Passei pelo menos uma semana tentando entender o porquê de eu não ter me preocupado em impedi-la de correr pela rua ou de não ter pago a merda dos R$ 5,50 do estacionamento para guardar o carro. De não ter comprado pizza. Várias coisas que poderiam ter mudado o destino de Angélica. Ou não. Como é que dizem? “Quando é pra acontecer, não tem jeito”. Pois é. Eu é que não conseguia aceitar isso sem xingar Deus e o mundo por tirar a mulher que seria a mãe dos meus próximos filhos.
- Papai? – Brida entrou no meu quarto e me olhou de forma assustada, como se eu fosse brigar por estar falando comigo. Eu não sei quanto tempo que eu vejo meus filhos direito, mas acho que ela cresceu um pouco. Não era muito o estilo de Fred. Ele era mais na dele, calado. Parecido com Veridiana. Só mudava quando ficava bravo com a irmã.
- Entre, filha.
Ela se sentou ao meu lado e me abraçou desajeitada. Um abraço puro, sincero, amoroso. Eu retribui o abraço.
- Eu sinto muito pela tia Angélica. – Ela disse, como se soubesse do meu sofrimento. – A mamãe fez tudo aquilo... Né?
- Sim. – Respondi, sem pensar o quanto isso poderia mexer com o psicológico de uma criança, mesmo Brida sendo mais inteligente do que aparenta.
- Fique bem, papai. Ela vai virar uma estrelinha! Quando o Tom morreu ele virou uma estrelinha, o senhor me disse isso. – Eu sorri, lembrando-me do dia em que o cachorro de meus filhos morreu e eu disse a mesma frase dita por ela.
- Ela vai sim, filha. Uma linda estrela.
Beijei o topo de sua cabeça e sorri, novamente. Brida saiu do quarto, alegre por ter conseguido um sorriso meu.

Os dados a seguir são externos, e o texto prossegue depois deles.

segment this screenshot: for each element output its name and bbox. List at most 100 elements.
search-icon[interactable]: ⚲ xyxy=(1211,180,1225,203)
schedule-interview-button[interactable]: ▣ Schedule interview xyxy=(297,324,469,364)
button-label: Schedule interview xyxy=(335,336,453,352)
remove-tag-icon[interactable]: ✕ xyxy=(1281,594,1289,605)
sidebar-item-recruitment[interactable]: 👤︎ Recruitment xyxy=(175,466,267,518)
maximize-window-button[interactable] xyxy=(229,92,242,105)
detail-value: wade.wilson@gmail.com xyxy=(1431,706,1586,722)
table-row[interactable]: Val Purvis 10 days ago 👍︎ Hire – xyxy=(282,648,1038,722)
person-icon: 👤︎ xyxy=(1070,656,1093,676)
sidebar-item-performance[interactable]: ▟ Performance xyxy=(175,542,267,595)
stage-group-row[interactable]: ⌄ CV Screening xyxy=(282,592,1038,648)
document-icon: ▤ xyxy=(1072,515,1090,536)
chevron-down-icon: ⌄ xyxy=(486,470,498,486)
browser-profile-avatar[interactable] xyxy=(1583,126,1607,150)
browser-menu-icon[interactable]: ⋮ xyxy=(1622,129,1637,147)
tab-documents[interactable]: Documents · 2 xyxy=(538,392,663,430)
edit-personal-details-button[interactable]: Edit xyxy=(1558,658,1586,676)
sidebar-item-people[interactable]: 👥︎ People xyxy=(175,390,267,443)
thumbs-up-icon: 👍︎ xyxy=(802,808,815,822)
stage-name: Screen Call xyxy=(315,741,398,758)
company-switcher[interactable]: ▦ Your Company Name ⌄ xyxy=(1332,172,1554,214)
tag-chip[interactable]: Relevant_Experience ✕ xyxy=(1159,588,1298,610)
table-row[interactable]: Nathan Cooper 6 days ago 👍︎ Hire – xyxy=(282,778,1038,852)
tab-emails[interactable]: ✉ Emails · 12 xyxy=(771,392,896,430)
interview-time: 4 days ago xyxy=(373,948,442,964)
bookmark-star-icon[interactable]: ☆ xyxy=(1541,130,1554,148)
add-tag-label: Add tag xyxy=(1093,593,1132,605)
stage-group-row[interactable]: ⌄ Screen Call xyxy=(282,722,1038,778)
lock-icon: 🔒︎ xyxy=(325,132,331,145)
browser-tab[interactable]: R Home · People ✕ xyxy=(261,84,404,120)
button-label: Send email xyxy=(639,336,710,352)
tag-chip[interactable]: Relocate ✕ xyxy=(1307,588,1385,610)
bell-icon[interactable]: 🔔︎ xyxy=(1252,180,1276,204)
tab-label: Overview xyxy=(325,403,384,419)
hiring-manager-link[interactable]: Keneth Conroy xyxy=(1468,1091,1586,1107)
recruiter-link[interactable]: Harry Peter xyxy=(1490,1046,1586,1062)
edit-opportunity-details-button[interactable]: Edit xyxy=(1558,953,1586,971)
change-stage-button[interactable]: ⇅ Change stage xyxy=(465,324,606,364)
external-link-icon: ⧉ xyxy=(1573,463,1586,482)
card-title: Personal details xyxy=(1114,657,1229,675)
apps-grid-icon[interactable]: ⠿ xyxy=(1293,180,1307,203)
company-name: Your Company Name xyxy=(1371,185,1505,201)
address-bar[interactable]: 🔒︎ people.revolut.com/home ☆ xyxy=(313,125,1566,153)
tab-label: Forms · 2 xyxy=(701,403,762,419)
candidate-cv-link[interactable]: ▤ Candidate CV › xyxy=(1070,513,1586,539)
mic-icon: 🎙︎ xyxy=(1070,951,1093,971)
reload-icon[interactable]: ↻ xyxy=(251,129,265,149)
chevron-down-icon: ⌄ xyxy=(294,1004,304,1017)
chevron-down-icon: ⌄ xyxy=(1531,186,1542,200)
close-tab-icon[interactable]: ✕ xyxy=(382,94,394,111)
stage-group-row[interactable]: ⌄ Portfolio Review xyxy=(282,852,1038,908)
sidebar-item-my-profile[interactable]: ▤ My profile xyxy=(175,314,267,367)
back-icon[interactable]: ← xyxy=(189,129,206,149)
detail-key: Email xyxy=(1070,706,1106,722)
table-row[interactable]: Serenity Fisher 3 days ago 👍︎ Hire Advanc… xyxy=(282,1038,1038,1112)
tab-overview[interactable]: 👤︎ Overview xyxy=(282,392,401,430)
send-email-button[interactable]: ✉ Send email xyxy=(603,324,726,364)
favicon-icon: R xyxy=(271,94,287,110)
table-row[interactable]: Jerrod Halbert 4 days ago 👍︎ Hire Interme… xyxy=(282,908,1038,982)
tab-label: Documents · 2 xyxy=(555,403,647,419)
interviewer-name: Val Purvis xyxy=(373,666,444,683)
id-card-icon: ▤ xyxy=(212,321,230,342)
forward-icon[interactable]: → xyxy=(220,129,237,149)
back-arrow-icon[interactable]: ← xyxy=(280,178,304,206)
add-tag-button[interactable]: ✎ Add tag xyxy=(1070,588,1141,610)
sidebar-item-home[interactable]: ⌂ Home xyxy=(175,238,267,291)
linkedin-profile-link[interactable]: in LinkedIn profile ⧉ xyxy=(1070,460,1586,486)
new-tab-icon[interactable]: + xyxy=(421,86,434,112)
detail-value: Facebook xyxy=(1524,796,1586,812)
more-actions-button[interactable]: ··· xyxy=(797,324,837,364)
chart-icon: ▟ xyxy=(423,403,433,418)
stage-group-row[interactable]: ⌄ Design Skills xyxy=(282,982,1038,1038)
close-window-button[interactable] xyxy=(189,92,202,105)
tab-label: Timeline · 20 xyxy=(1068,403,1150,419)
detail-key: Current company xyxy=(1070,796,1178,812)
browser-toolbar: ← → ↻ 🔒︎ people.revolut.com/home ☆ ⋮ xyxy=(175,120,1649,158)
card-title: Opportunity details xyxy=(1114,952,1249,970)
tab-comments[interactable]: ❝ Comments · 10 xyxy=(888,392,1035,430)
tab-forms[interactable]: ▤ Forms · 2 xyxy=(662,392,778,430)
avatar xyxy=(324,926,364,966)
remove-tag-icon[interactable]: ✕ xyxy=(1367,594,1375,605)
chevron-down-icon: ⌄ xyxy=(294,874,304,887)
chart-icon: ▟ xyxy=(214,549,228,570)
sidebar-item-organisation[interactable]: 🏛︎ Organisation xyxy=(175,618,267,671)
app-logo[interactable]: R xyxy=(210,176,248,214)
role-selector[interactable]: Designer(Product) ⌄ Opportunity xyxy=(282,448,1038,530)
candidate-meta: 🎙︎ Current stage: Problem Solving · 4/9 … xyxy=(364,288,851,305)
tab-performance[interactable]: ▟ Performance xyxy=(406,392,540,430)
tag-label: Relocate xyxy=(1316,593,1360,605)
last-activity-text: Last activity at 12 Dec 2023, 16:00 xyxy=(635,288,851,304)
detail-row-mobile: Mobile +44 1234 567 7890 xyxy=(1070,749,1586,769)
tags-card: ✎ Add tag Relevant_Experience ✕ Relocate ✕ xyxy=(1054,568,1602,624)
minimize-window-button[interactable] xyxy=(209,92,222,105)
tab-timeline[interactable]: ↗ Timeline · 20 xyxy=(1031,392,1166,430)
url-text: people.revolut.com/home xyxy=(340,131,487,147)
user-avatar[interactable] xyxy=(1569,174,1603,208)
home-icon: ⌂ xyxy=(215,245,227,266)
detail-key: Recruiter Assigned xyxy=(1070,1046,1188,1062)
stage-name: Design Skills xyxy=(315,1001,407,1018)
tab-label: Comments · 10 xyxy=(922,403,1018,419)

As semanas começavam a passar mais rápido na medida que eu me reerguia, tentando encontrar em qualquer mínima felicidade um motivo pra continuar a viver. É verdade, o mundo não parou porque Angélica falecera tão nova ou porque eu sofria por isso. Nada parou, ninguém sofreu por mim ou viveu a minha dor. Teve gente que fez parte, como Maya, João e meus filhos. Mas nenhum deles sabe o que isso foi pra mim. A dor é uma coisa muito pessoal. Não se transfere a dor.
Eu a amaria pra sempre. E ninguém preencheria ou modificaria isso em mim. Ama-la foi uma prova de que amor não é tudo. Eu ama-la não a salvou da morte. Ela ter levado uma parte de mim não fez o mundo parar pra eu sofrer. A morte é só uma fase. E a vida é só um detalhe.
Mentalizei o rosto de Angélica com facilidade, mas guardei comigo o seu sorriso. Aquele sorriso. O que ela dava quando se irritava comigo, mas não queria admitir, porque isso era uma afronta. E ela sempre seria a minha desavença preferida.
Foi uma honra sofrer por ela. E honra maior ainda ama-la.
E aquele sorriso puro e inocente. O sorriso que era capaz de conseguir a paz mundial facilmente... Quem poderia dizer que era o último?